Posted by: zenBen | March 06, 2006 at 04:16 PM
I really hadn't thought of equating chance/noise with entropy... One can have chance effects - from the perspective of an observer - without it being related to entropy, which is a measure of the energy not available for use in work. But it is also used as a measure of the state of disorder in a system, so there are parallels.
Chance in the context of an observer seems to me to be the collection of all events for which causality is beyond comprehension; I would link it more closely with complexity and emergence than with entropy in this context.
I don't think the model above will withstand being couched in terms of thermodynamics. I completely agree with what you say above - with self-organising systems emerging from an energy system rooted with stars and branching into complex ecosystems.

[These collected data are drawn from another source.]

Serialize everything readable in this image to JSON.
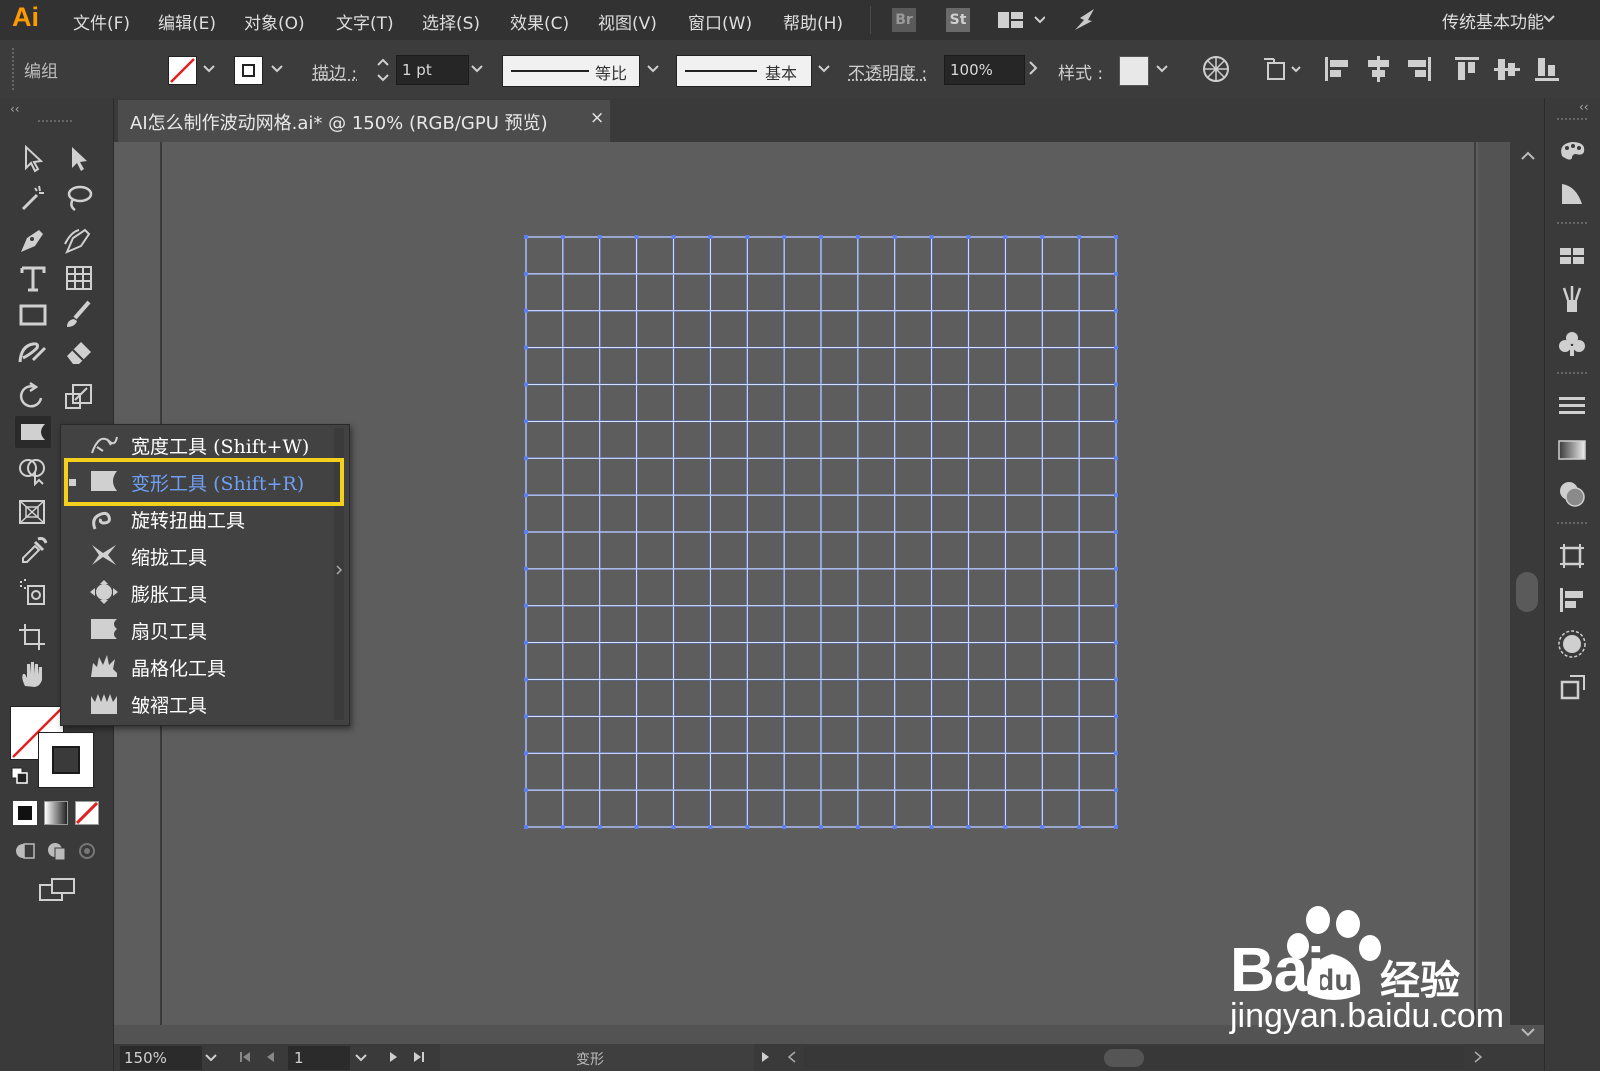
{
  "app": {
    "logo": "Ai"
  },
  "menubar": {
    "items": [
      "文件(F)",
      "编辑(E)",
      "对象(O)",
      "文字(T)",
      "选择(S)",
      "效果(C)",
      "视图(V)",
      "窗口(W)",
      "帮助(H)"
    ],
    "bridge_label": "Br",
    "stock_label": "St",
    "workspace": "传统基本功能"
  },
  "controlbar": {
    "selection_label": "编组",
    "stroke_label": "描边 :",
    "stroke_weight": "1 pt",
    "profile_label": "等比",
    "brush_label": "基本",
    "opacity_label": "不透明度 :",
    "opacity_value": "100%",
    "style_label": "样式 :"
  },
  "document": {
    "tab_title": "AI怎么制作波动网格.ai* @ 150% (RGB/GPU 预览)",
    "close_glyph": "×"
  },
  "grid": {
    "columns": 16,
    "rows": 16,
    "line_color": "#5a7ff0",
    "center_line_color": "#ffffff"
  },
  "flyout": {
    "items": [
      {
        "label": "宽度工具",
        "shortcut": "(Shift+W)",
        "icon": "width-tool-icon",
        "selected": false
      },
      {
        "label": "变形工具",
        "shortcut": "(Shift+R)",
        "icon": "warp-tool-icon",
        "selected": true
      },
      {
        "label": "旋转扭曲工具",
        "shortcut": "",
        "icon": "twirl-tool-icon",
        "selected": false
      },
      {
        "label": "缩拢工具",
        "shortcut": "",
        "icon": "pucker-tool-icon",
        "selected": false
      },
      {
        "label": "膨胀工具",
        "shortcut": "",
        "icon": "bloat-tool-icon",
        "selected": false
      },
      {
        "label": "扇贝工具",
        "shortcut": "",
        "icon": "scallop-tool-icon",
        "selected": false
      },
      {
        "label": "晶格化工具",
        "shortcut": "",
        "icon": "crystallize-tool-icon",
        "selected": false
      },
      {
        "label": "皱褶工具",
        "shortcut": "",
        "icon": "wrinkle-tool-icon",
        "selected": false
      }
    ],
    "highlight_color": "#f4cf1b"
  },
  "statusbar": {
    "zoom": "150%",
    "artboard": "1",
    "tool": "变形"
  },
  "watermark": {
    "brand": "Bai",
    "sub": "经验",
    "url": "jingyan.baidu.com"
  }
}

But this is a model based upon physical systems, and the model above is purely abstract, based on its central conceit of accepting differing degrees of collective belief as a measure of knowledge.
Still, it's an interesting way of tilting it slightly to see from a different perspective. :)
Posted by: Chris | March 07, 2006 at 09:43 AM
Ah...I had thought, based on "...a journey from signal to noise...", that you were utilising Information Theory as a direct analog to your epistemological model. Truly, arguing on the known and knowable is on another level of argument from the areas that are meant to be covered by Entropy and Information.
Indeed, I see it as the presence of the observer so centrally within epistemological questions that makes it more difficult to resolve or define anything in this area.
Posted by: zenBen | March 07, 2006 at 04:51 PM
The signal to noise analogue was an afterthought. It occured to me that 'chance' in the unknowable was similar to 'noise'; in retrospect, it is a touch misleading.
And yes, the vital role of the observer is one of the main things that makes epistemology such a quagmire. :)
Posted by: Chris | March 07, 2006 at 05:05 PM
The Halting Problem, Godel's Incompleteness theorem, Hiesenberg's Uncertainty principle, all these essentail concepts in computer science, mathematics and physics entail an unavoidable margin of uncertainty. But it is this uncertainty that makes any complexity at all possible. Personally, I think you can find God and immortality in a proof of Reimann's hypothesis.
Posted by: Patrick | March 11, 2006 at 09:47 PM
Certainly Riemann found immortality in the proof of his hypothesis, whether or not he proved it himself. The moral of the story - always name all Theorems, Proofs, Questions or Hypotheses after yourself!